Commentary

Apple Picks Up Personal Assistant Company Cue

One of the coming battlegrounds between the two mobile operating system kingpins could be on the terrain of personalized services. Apple made another investment in the area of personal assistance with its purchase this week of the startup Cue. The app, which was discontinued earlier this week, had functions similar to Google Now in that it indexes data from a user’s social media feed, mail, calendar, etc. to create a daily agenda and show timely updates. The company was founded as Greplin and turned into Cue in 2012, according to Apple Insider, which broke the story. Techcrunch confirmed the acquisition with Apple.
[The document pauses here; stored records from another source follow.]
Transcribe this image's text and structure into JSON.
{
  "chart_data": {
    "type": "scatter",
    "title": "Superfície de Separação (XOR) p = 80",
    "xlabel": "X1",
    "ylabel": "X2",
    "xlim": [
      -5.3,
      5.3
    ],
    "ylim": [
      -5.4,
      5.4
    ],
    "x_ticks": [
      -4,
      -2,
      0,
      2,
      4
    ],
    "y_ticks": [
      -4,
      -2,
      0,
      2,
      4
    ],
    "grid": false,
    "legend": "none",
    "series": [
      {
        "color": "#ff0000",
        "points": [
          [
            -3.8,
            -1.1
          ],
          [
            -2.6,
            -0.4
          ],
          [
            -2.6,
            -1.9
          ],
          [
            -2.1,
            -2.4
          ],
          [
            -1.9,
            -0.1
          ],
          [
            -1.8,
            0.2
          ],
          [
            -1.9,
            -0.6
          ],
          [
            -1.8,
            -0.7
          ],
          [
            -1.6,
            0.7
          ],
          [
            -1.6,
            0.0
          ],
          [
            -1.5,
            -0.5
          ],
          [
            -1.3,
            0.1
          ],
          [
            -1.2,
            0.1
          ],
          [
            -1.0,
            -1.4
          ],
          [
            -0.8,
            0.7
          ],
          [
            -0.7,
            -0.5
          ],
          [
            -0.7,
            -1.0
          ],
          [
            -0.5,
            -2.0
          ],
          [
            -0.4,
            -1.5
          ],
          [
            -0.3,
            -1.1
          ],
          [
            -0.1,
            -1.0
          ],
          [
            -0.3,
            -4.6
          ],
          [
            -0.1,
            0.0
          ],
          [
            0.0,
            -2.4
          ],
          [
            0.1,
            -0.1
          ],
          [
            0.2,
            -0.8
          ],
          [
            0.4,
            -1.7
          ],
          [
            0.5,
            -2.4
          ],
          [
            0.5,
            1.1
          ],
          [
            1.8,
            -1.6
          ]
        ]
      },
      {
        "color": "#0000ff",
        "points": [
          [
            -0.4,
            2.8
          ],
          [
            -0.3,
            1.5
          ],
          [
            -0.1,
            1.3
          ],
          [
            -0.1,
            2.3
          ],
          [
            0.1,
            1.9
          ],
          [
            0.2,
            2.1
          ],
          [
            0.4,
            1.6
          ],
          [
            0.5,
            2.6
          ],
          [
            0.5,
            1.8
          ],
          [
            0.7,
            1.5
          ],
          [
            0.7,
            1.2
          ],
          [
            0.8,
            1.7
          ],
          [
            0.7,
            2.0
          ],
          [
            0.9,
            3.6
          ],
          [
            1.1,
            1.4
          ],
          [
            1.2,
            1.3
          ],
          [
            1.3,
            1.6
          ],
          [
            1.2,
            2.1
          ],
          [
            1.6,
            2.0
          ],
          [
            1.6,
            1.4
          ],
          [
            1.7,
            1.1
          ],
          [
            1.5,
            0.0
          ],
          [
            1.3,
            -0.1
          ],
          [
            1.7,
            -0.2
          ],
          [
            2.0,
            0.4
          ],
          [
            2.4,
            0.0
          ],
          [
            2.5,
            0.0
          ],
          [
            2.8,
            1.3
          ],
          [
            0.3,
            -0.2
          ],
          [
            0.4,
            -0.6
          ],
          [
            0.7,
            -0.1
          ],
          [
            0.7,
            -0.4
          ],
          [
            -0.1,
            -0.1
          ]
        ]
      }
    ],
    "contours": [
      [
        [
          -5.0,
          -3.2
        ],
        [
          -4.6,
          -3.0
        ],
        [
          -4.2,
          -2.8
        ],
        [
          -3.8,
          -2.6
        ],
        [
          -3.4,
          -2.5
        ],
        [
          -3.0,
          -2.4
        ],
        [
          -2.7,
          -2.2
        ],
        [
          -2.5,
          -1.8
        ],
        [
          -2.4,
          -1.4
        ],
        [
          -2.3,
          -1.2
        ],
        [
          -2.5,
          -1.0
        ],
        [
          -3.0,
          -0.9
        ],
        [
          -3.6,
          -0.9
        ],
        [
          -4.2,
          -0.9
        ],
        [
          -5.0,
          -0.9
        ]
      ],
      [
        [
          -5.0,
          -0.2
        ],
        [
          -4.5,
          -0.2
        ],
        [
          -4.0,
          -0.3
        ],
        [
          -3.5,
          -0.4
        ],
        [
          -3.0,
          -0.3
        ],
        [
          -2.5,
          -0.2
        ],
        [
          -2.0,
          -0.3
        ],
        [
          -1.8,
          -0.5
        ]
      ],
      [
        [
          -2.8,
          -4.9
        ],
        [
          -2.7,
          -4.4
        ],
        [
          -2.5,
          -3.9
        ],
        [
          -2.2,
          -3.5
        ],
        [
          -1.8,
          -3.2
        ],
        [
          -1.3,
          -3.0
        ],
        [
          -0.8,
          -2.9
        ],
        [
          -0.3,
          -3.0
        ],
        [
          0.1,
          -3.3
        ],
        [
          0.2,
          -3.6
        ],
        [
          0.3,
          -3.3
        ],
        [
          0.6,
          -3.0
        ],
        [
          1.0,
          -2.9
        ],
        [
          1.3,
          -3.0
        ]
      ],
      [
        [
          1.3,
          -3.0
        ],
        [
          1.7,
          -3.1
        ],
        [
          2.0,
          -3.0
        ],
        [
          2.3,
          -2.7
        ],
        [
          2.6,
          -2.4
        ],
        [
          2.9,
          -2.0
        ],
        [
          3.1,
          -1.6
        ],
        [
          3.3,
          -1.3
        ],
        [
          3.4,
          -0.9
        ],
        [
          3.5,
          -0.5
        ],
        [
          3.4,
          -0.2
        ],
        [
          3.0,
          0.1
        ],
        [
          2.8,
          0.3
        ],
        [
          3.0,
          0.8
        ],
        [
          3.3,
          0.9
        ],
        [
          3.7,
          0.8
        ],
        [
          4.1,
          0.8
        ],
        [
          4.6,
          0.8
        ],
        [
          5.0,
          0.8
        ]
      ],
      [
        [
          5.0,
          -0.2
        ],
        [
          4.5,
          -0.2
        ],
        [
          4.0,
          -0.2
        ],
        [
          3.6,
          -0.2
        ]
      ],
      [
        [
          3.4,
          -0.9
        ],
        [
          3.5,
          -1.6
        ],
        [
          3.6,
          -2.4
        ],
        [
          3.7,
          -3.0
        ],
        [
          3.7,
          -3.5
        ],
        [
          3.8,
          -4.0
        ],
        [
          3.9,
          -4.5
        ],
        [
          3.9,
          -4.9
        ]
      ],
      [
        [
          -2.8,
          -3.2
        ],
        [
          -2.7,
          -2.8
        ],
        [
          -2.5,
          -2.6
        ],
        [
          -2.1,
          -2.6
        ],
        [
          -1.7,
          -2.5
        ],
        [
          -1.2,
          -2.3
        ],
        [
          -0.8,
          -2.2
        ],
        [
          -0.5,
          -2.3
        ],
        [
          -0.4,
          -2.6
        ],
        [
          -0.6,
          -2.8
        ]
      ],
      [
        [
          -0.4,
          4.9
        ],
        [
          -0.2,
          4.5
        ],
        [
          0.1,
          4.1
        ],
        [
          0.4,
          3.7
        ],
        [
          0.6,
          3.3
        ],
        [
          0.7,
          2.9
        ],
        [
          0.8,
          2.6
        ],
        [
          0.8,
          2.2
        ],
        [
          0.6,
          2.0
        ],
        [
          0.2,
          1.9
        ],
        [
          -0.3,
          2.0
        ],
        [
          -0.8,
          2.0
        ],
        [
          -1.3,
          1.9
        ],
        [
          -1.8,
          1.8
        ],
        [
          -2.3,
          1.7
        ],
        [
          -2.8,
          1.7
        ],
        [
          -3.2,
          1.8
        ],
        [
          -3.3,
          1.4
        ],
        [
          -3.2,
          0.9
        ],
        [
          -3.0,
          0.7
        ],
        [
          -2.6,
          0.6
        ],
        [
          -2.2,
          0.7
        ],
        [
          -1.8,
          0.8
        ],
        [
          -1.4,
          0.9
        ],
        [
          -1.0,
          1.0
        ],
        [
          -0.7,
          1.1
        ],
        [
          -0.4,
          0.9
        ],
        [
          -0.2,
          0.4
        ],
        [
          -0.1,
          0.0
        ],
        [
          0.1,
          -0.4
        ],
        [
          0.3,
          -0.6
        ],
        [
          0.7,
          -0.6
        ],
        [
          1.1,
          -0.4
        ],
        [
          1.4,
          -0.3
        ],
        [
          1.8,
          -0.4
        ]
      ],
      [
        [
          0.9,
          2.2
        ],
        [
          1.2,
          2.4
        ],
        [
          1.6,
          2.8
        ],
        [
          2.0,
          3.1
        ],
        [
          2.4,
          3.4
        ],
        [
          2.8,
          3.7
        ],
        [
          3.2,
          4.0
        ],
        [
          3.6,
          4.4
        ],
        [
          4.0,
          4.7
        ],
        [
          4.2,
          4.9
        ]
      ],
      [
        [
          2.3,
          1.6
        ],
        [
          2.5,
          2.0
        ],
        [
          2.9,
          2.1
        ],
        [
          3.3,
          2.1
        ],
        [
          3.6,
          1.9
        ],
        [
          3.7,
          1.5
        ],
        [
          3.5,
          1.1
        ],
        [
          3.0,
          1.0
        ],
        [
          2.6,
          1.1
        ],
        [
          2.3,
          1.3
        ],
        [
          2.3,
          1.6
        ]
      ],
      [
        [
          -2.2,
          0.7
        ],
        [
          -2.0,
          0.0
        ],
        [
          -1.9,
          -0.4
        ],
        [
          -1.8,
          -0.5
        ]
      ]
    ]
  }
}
The acquisition underscores how much both Apple and Google see contextualized and highly personal information driving a series of services for their respective platforms. Apple iOS already includes a number of contextual triggers, including geo-fenced reminders that pop up when a user approaches a relevant location. My shopping to-do list, for instance, pings me every time I pass the nearby Shop-rite. Offers in my Passbook pop up alerts when I am near the relevant stores to use active coupons.

Google Now, of course, takes some of these functions into an even more concierge-like model. It pushes information even more proactively, anticipating from appointment and ticketing data routes that a user is likely to take in the near future. This level of intimate awareness of a user’s life details, coupled with geolocation, move devices toward looking and feeling like trusted valets, dressing maids and gentlemen’s gentlemen.

In addition to valet service, contextual awareness can also be used to make other aspects of the mobile experience more precise, such as searches and content discovery.

Cool as the concept of automated personal assistants may seem (at least for the tech geeks who want their own C3PO) its appeal to the general user remains unclear. It seems more likely to me that the evolution will be more subtle. Over time, all of us will come to expect that the operating systems running our phones will simply be more contextually focused and aware, personalized in nuanced ways rather than via anthropomorphized robot servants like a Siri.